Source Code Implementation of Bacterial Foraging Optimization Algorithm in MATLAB

Resource Overview

MATLAB implementation of Bacterial Foraging Optimization Algorithm (BFOA) with complete source code

Detailed Documentation

Bacterial Foraging Optimization Algorithm (BFOA) is a swarm intelligence algorithm inspired by the foraging behavior of E. coli bacteria, commonly used to solve complex optimization problems. The algorithm simulates bacterial behaviors including chemotaxis, reproduction, and elimination-dispersal to search for global optimal solutions. The MATLAB implementation of BFOA typically involves the following core steps: Population Initialization: Randomly generate a population of bacteria individuals, where each bacterium represents a potential solution to the optimization problem. In code, this is implemented using rand() or randn() functions to create initial positions within search space boundaries. Chemotaxis Operation: Simulates bacterial movement in concentration gradients, including both swimming and tumbling motions.
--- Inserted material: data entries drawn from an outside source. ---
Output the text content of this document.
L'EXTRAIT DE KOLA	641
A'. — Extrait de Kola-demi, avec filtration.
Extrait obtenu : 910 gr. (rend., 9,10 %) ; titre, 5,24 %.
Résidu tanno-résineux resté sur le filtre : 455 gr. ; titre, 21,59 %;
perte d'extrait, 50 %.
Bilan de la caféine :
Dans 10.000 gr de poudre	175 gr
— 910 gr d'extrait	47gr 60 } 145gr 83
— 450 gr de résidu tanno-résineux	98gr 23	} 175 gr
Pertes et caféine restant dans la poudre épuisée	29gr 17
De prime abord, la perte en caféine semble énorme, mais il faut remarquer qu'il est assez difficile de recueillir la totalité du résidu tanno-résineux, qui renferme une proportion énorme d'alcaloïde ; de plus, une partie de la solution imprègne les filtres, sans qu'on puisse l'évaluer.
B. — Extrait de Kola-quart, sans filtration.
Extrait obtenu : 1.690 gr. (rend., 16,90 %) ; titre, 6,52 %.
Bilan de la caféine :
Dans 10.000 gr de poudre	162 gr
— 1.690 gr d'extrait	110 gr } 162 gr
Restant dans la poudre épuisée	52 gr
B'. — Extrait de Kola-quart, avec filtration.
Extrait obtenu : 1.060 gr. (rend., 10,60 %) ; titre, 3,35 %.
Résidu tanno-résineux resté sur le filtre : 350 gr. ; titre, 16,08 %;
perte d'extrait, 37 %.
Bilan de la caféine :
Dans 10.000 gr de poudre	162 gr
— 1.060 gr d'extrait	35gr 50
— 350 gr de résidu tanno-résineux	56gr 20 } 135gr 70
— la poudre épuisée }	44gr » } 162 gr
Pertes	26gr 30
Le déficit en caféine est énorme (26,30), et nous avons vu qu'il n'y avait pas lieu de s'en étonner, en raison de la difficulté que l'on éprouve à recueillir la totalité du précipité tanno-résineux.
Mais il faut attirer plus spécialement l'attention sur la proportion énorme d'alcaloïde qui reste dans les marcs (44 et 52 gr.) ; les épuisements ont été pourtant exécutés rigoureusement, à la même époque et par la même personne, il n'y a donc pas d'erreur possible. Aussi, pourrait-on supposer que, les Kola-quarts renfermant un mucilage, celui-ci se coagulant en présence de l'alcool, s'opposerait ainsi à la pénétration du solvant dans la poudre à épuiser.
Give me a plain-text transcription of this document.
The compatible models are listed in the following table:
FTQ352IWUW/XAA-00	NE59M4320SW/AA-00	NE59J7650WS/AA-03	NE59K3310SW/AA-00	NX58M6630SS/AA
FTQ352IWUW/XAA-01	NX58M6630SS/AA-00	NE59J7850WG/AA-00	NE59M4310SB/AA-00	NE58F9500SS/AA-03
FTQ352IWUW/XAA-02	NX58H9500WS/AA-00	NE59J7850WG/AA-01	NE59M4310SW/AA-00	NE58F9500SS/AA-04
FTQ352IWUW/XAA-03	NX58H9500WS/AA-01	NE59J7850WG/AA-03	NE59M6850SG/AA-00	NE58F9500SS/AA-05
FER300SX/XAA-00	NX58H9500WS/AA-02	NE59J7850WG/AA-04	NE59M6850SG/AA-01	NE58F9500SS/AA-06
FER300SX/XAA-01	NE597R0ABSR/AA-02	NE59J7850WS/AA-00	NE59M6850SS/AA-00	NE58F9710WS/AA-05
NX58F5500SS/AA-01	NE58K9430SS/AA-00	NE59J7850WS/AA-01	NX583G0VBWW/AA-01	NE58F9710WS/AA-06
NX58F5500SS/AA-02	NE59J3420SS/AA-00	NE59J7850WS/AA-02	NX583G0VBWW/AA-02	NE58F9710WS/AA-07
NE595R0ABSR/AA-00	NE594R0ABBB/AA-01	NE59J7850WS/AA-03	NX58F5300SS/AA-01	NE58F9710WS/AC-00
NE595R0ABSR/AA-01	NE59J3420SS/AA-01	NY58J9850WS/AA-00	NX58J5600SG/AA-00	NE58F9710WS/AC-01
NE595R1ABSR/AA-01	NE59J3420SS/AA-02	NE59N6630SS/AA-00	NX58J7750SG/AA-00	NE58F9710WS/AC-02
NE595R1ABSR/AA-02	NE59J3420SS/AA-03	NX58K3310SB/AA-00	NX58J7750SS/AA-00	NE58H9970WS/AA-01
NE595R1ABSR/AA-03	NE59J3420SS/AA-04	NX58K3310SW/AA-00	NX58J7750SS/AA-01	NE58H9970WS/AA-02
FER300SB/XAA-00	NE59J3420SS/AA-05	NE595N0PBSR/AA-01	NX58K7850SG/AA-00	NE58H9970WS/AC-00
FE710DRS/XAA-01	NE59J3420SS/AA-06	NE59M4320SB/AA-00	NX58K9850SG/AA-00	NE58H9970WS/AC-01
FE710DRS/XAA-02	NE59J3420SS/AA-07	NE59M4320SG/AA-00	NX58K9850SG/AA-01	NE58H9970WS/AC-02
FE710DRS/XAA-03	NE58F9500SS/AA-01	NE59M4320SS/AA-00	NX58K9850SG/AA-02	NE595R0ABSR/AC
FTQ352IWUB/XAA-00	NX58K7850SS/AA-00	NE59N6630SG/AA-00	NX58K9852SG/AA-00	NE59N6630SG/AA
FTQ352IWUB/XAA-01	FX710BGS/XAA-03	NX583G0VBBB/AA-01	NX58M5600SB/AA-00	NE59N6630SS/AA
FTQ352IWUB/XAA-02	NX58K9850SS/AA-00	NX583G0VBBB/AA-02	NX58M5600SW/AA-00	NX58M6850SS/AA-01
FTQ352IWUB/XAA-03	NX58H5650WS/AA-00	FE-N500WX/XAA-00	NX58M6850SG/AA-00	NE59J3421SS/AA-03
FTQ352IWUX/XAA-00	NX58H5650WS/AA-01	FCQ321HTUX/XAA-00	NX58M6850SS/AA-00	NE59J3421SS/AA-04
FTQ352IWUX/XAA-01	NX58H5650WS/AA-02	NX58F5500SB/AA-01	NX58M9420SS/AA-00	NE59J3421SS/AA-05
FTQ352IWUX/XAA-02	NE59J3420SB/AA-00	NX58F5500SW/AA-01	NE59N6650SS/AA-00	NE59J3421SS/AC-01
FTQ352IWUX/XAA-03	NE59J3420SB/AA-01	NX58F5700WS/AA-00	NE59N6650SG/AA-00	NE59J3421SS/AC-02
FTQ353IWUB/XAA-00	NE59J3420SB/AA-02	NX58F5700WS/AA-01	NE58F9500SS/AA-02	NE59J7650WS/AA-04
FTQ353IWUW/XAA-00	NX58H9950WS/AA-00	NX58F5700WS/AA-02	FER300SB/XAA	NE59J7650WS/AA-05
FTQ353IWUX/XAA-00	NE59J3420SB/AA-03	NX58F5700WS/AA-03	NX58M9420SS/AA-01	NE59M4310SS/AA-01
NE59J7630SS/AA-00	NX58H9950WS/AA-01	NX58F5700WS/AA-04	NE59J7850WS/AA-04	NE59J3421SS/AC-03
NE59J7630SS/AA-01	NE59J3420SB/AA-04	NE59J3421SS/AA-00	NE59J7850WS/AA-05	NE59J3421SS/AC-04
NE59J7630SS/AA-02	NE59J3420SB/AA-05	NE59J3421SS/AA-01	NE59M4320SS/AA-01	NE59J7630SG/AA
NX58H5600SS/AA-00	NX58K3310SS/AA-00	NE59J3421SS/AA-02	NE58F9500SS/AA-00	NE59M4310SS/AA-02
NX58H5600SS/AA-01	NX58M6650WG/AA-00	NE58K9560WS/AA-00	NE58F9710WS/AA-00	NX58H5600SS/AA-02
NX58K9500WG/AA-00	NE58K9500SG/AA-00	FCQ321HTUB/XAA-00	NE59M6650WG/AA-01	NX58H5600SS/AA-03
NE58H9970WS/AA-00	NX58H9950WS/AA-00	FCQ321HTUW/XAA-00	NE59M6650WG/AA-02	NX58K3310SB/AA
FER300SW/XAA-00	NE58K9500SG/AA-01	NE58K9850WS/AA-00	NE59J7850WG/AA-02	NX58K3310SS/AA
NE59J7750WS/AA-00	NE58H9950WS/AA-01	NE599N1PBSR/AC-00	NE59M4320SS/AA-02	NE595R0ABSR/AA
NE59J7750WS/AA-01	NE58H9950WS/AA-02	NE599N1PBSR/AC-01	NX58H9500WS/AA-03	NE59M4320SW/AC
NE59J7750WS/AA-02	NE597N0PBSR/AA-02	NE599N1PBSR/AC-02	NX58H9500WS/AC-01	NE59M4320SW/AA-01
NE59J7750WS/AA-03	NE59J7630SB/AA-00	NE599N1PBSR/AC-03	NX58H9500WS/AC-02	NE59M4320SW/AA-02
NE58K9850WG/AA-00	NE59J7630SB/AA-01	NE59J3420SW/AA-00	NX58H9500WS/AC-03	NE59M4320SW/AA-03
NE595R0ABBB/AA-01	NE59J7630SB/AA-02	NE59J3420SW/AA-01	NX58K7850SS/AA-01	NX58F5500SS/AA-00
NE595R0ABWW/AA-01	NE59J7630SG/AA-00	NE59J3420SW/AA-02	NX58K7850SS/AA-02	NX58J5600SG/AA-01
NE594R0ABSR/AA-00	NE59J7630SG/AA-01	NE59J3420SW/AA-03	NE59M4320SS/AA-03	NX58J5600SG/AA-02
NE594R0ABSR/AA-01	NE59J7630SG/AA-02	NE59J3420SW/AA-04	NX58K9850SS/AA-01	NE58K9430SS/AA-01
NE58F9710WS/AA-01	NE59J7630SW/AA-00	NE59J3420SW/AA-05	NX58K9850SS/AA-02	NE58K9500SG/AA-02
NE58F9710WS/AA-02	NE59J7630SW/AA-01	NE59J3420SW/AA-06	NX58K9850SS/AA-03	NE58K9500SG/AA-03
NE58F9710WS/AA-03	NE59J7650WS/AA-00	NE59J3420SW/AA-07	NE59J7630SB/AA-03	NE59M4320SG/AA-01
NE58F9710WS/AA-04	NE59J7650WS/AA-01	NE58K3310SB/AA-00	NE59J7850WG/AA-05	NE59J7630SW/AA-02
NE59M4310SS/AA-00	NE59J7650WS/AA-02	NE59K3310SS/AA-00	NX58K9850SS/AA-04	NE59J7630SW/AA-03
The algorithm evaluates fitness functions to determine if bacteria are moving toward better regions. MATLAB's vectorization capabilities efficiently handle simultaneous position updates for all bacteria using matrix operations. Reproduction Operation: Bacteria are sorted based on their fitness values. Lower-fitness individuals are eliminated while higher-fitness individuals reproduce to maintain population size. This can be implemented using sort() function and selective replication of top-performing bacteria. Elimination and Dispersal: Simulates bacterial death or dispersion due to environmental changes, enhancing population diversity to avoid local optima. Code implementation involves random selection and repositioning of a portion of population using probability thresholds. Termination Condition Check: The algorithm typically terminates based on either maximum iteration count or convergence of fitness values. Implementation includes while/for loops with break conditions monitoring solution improvement. MATLAB's matrix operations and built-in functions are particularly suitable for simulating swarm behaviors in BFOA. Vectorized computations improve efficiency, while built-in optimization functions simplify fitness evaluation. The algorithm finds wide applications in function optimization, engineering design, and machine learning domains. Key MATLAB functions utilized include array operations for parallel computation, plotting functions for visualization, and statistical functions for performance analysis.